Fields for phylesystem reports

  • reported_study_count - integer length of list of studies returned
  • study_count - integer number of studies that returned otus when queried
  • OTU_count - integer count of OTUs in studies
  • unique_OTU_count - count of OTUs without duplicates
  • unmapped_OTU_count - the count of the OTU objects that have not been mapped to OTT.
  • nominated_study_count - count of 'nominated' studies (= not marked ot:notIntendedForSynthesis)
  • nominated_study_OTU_count - count of OTUs in nominated studies
  • nominated_study_unique_OTU_count - count of OTUs in nominated studies w/o duplicates
  • nominated_study_unmapped_OTU_count - the count of the OTU objects in nominated studies that have not been mapped to OTT
  • run_time - elapsed time for processing, including queries, in seconds

Fields for synthesis reports

As of 2015-01-26 there have only been two synthetic trees, one from April 2014 and one from September 2014.
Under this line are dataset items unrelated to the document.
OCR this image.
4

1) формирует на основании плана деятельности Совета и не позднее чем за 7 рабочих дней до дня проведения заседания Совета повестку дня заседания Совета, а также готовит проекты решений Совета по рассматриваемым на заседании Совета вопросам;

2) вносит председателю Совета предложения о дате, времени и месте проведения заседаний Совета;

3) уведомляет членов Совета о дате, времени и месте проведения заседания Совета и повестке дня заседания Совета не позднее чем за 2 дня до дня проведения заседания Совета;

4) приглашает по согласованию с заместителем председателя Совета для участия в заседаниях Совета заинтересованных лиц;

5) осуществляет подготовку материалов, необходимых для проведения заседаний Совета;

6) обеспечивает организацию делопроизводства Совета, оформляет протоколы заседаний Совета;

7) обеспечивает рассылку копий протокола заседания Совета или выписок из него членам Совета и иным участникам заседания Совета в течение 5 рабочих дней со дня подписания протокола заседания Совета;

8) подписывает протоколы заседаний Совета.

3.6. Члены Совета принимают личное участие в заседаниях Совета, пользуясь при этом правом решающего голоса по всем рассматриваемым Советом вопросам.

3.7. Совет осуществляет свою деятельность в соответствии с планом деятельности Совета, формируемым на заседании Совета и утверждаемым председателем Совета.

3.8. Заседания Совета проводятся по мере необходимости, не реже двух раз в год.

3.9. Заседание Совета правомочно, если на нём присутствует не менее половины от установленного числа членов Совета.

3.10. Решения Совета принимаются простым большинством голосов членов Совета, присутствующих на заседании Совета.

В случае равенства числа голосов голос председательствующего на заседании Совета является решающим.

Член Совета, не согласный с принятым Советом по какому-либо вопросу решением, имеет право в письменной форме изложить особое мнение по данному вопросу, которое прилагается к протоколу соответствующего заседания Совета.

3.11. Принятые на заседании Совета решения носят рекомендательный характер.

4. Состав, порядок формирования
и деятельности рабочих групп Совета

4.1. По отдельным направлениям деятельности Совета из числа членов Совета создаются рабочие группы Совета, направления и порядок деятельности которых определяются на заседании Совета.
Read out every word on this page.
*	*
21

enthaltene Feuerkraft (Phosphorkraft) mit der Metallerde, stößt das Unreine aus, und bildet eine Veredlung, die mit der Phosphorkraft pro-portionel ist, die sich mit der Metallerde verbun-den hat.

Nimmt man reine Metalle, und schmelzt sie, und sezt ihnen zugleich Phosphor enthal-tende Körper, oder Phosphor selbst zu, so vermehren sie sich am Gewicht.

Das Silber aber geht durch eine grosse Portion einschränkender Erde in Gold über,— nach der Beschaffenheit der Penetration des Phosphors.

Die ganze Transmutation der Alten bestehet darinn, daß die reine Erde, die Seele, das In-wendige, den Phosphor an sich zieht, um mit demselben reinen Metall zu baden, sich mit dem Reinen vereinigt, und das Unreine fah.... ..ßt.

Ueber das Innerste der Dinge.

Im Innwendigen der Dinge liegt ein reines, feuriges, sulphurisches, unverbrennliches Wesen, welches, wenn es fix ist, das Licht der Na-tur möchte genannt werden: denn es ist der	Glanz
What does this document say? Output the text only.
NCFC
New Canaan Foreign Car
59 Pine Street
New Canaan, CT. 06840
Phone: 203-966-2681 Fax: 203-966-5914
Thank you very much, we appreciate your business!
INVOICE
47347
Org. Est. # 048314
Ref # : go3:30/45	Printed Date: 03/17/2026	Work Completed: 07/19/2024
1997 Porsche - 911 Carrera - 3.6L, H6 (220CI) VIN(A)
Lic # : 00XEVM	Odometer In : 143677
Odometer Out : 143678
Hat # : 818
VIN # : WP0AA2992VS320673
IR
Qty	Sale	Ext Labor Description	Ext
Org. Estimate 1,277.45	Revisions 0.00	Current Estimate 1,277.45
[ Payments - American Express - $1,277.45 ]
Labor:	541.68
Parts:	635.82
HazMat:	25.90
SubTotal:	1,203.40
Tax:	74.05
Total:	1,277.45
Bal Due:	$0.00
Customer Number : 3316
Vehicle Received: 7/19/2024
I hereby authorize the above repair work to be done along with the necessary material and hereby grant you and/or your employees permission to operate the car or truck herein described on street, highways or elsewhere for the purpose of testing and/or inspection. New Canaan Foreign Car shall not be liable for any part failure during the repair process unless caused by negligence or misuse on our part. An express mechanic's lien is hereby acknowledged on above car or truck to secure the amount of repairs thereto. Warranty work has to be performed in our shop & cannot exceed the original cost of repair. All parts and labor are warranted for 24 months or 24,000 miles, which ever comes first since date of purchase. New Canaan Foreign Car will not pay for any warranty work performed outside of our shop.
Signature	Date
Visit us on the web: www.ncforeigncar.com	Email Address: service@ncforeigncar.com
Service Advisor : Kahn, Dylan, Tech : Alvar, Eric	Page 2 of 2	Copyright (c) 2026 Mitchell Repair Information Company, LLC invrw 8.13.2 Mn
  • date (TO BE DONE) - date of synthesis
  • reported_study_count - integer length of list of studies in synthesis returned
  • study_count - integer number of studies that returned OTUs when queried (subset of previous)
  • total_OTU_count - sum of number of OTUs across all studies
  • unique_OTU_count - integer length of OTU list without duplicates
  • run_time - elapsed time for processing, including queries, in seconds

Fields for taxonomy reports (WORK IN PROGRESS)

As of 2015-01-26 we have taxonomy versions 2.0 through 2.8.

  • date (TO BE DONE) - date of taxonomy release
  • version - a string e.g. "2.8"
  • taxon_count - total number of taxa including 'hidden' taxa
  • visible_taxon_count - number of taxa exclusive of 'hidden' taxa
  • release page - URL (does this belong with statistics?)
  • download link - URL for compressed tarball, see http://files.opentreeoflife.org/ott/ - credits are on release page (does this belong with statistics?)
  • [other fields TBD]